Lucid Technologies & Solutions Pvt. Ltd.

Solution 1:

A custom Search Service configured using Relevancy and Display Rules

Pre-requisites: Collibra DGC 5.6+ with API v2, Elasticsearch 6.7

Packaging: ontainerized application exposing the Search API; custom workflow to set up the relevancy and display rules; Collibra asset model extension

Licensing: Annual subscription

To enable users always find appropriate data assets from the Enterprise catalog with the least number of clicks, we have created a custom search service that can be embedded in any application, including within a dashboard in Collibra Data Governance Center (DGC). Relevancy rules that reflect the Enterprise Data Standards can be configured in DGC, thereby ensuring that the assets that best meet the Enterprise Data Standards always rise to the top of the search results, thus rewarding adherence to standards.

How is it different from the Collibra Search API?

• Keyword matches against a specific attribute of an asset or a related asset (for e.g. label or name of a report attribute can be matched and the report name returned in the result)
• Search results can be ordered as specified by a configurable relevancy rule and with exact matches before partial matches – for e.g. on the exact match of the search keyword, rather than results being ordered alphabetically, we can specify the order of the results based on rules such as search keyword
(1) exact match to name or acronym of an “approved” metric/kpi/business term;
(2) exact match with a label or name of a report attribute of a report having a value “certified” for status;
(3) exact match to a name of a linked business term of a column of a certified view;
(4) exact match with a label or name of a report attribute of a report having a value “pending certification” for status;
(5) exact match to a name of a column in a table;
• Exclusion criteria can be specified as a parameter for the Search API for e.g. do not match any asset having a value of “Deprecated” for status
• Content to be returned in the search results can be managed using the display rules





Scoring Rules: Rules that specify what assets are relevant in the context of the search, attributes to be matched against the search keyword(s) on either the asset or a related asset and relative relevancy weight (used to order the search result).

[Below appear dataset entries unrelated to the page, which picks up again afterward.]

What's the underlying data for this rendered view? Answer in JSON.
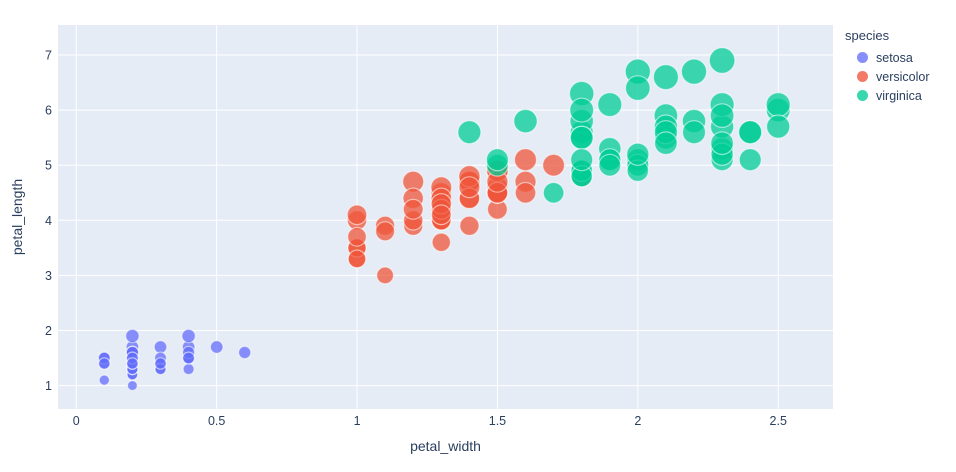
{
  "colors": {
    "paper_bg": "#ffffff",
    "plot_bg": "#e5ecf6",
    "grid": "#ffffff",
    "text": "#2a3f5f"
  },
  "legend": {
    "title": "species",
    "items": [
      "setosa",
      "versicolor",
      "virginica"
    ]
  },
  "chart_data": {
    "type": "scatter",
    "title": "",
    "xlabel": "petal_width",
    "ylabel": "petal_length",
    "legend_title": "species",
    "legend_position": "top-right",
    "grid": true,
    "xlim": [
      -0.065,
      2.695
    ],
    "ylim": [
      0.575,
      7.545
    ],
    "x_ticks": [
      "0",
      "0.5",
      "1",
      "1.5",
      "2",
      "2.5"
    ],
    "y_ticks": [
      "1",
      "2",
      "3",
      "4",
      "5",
      "6",
      "7"
    ],
    "size_by": "petal_length",
    "size_max_value": 6.9,
    "marker_opacity": 0.75,
    "series": [
      {
        "name": "setosa",
        "color": "#636EFA",
        "points": [
          [
            0.2,
            1.4
          ],
          [
            0.2,
            1.4
          ],
          [
            0.2,
            1.3
          ],
          [
            0.2,
            1.5
          ],
          [
            0.2,
            1.4
          ],
          [
            0.4,
            1.7
          ],
          [
            0.3,
            1.4
          ],
          [
            0.2,
            1.5
          ],
          [
            0.2,
            1.4
          ],
          [
            0.1,
            1.5
          ],
          [
            0.2,
            1.5
          ],
          [
            0.2,
            1.6
          ],
          [
            0.1,
            1.4
          ],
          [
            0.1,
            1.1
          ],
          [
            0.2,
            1.2
          ],
          [
            0.4,
            1.5
          ],
          [
            0.4,
            1.3
          ],
          [
            0.3,
            1.4
          ],
          [
            0.3,
            1.7
          ],
          [
            0.3,
            1.5
          ],
          [
            0.2,
            1.7
          ],
          [
            0.4,
            1.5
          ],
          [
            0.2,
            1.0
          ],
          [
            0.5,
            1.7
          ],
          [
            0.2,
            1.9
          ],
          [
            0.2,
            1.6
          ],
          [
            0.4,
            1.6
          ],
          [
            0.2,
            1.5
          ],
          [
            0.2,
            1.4
          ],
          [
            0.2,
            1.6
          ],
          [
            0.2,
            1.6
          ],
          [
            0.4,
            1.5
          ],
          [
            0.1,
            1.5
          ],
          [
            0.2,
            1.4
          ],
          [
            0.2,
            1.5
          ],
          [
            0.2,
            1.2
          ],
          [
            0.2,
            1.3
          ],
          [
            0.1,
            1.4
          ],
          [
            0.2,
            1.3
          ],
          [
            0.2,
            1.5
          ],
          [
            0.3,
            1.3
          ],
          [
            0.3,
            1.3
          ],
          [
            0.2,
            1.3
          ],
          [
            0.6,
            1.6
          ],
          [
            0.4,
            1.9
          ],
          [
            0.3,
            1.4
          ],
          [
            0.2,
            1.6
          ],
          [
            0.2,
            1.4
          ],
          [
            0.2,
            1.5
          ],
          [
            0.2,
            1.4
          ]
        ]
      },
      {
        "name": "versicolor",
        "color": "#EF553B",
        "points": [
          [
            1.4,
            4.7
          ],
          [
            1.5,
            4.5
          ],
          [
            1.5,
            4.9
          ],
          [
            1.3,
            4.0
          ],
          [
            1.5,
            4.6
          ],
          [
            1.3,
            4.5
          ],
          [
            1.6,
            4.7
          ],
          [
            1.0,
            3.3
          ],
          [
            1.3,
            4.6
          ],
          [
            1.4,
            3.9
          ],
          [
            1.0,
            3.5
          ],
          [
            1.5,
            4.2
          ],
          [
            1.0,
            4.0
          ],
          [
            1.4,
            4.7
          ],
          [
            1.3,
            3.6
          ],
          [
            1.4,
            4.4
          ],
          [
            1.5,
            4.5
          ],
          [
            1.0,
            4.1
          ],
          [
            1.5,
            4.5
          ],
          [
            1.1,
            3.9
          ],
          [
            1.8,
            4.8
          ],
          [
            1.3,
            4.0
          ],
          [
            1.5,
            4.9
          ],
          [
            1.2,
            4.7
          ],
          [
            1.3,
            4.3
          ],
          [
            1.4,
            4.4
          ],
          [
            1.4,
            4.8
          ],
          [
            1.7,
            5.0
          ],
          [
            1.5,
            4.5
          ],
          [
            1.0,
            3.5
          ],
          [
            1.1,
            3.8
          ],
          [
            1.0,
            3.7
          ],
          [
            1.2,
            3.9
          ],
          [
            1.6,
            5.1
          ],
          [
            1.5,
            4.5
          ],
          [
            1.6,
            4.5
          ],
          [
            1.5,
            4.7
          ],
          [
            1.3,
            4.4
          ],
          [
            1.3,
            4.1
          ],
          [
            1.3,
            4.0
          ],
          [
            1.2,
            4.4
          ],
          [
            1.4,
            4.6
          ],
          [
            1.2,
            4.0
          ],
          [
            1.0,
            3.3
          ],
          [
            1.3,
            4.2
          ],
          [
            1.2,
            4.2
          ],
          [
            1.3,
            4.2
          ],
          [
            1.3,
            4.3
          ],
          [
            1.1,
            3.0
          ],
          [
            1.3,
            4.1
          ]
        ]
      },
      {
        "name": "virginica",
        "color": "#00CC96",
        "points": [
          [
            2.5,
            6.0
          ],
          [
            1.9,
            5.1
          ],
          [
            2.1,
            5.9
          ],
          [
            1.8,
            5.6
          ],
          [
            2.2,
            5.8
          ],
          [
            2.1,
            6.6
          ],
          [
            1.7,
            4.5
          ],
          [
            1.8,
            6.3
          ],
          [
            1.8,
            5.8
          ],
          [
            2.5,
            6.1
          ],
          [
            2.0,
            5.1
          ],
          [
            1.9,
            5.3
          ],
          [
            2.1,
            5.5
          ],
          [
            2.0,
            5.0
          ],
          [
            2.4,
            5.1
          ],
          [
            2.3,
            5.3
          ],
          [
            1.8,
            5.5
          ],
          [
            2.2,
            6.7
          ],
          [
            2.3,
            6.9
          ],
          [
            1.5,
            5.0
          ],
          [
            2.3,
            5.7
          ],
          [
            2.0,
            4.9
          ],
          [
            2.0,
            6.7
          ],
          [
            1.8,
            4.9
          ],
          [
            2.1,
            5.7
          ],
          [
            1.8,
            6.0
          ],
          [
            1.8,
            4.8
          ],
          [
            1.8,
            4.9
          ],
          [
            2.1,
            5.6
          ],
          [
            1.6,
            5.8
          ],
          [
            1.9,
            6.1
          ],
          [
            2.0,
            6.4
          ],
          [
            2.2,
            5.6
          ],
          [
            1.5,
            5.1
          ],
          [
            1.4,
            5.6
          ],
          [
            2.3,
            6.1
          ],
          [
            2.4,
            5.6
          ],
          [
            1.8,
            5.5
          ],
          [
            1.8,
            4.8
          ],
          [
            2.1,
            5.4
          ],
          [
            2.4,
            5.6
          ],
          [
            2.3,
            5.1
          ],
          [
            1.9,
            5.1
          ],
          [
            2.3,
            5.9
          ],
          [
            2.5,
            5.7
          ],
          [
            2.3,
            5.2
          ],
          [
            1.9,
            5.0
          ],
          [
            2.0,
            5.2
          ],
          [
            2.3,
            5.4
          ],
          [
            1.8,
            5.1
          ]
        ]
      }
    ]
  }
}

Display Rules:Rules that specify what assets and attributes should be displayed in the search result. When a search keyword is matched against an attribute of a related asset, the matched asset is also made available in the search result.


Custom Workflows: To create and manage the Scoring and Display Rules in Collibra DGC


Extract: Assets are periodically extracted from Collibra DGC using Collibra REST APIs. The extraction (refresh) frequency can be configured. Initial and incremental refresh options are supported.


Search Repository: Custom Elasticsearch repository used for persisting extracted content.


Scoring Engine: Calculates the relevancy score of assets using the scoring rules. The relevancy score will be used to order the search results.


Search Service: Delivered as a REST API that can be used in any application.

Governance Analytics can also be powered using this custom Elasticsearch Repository.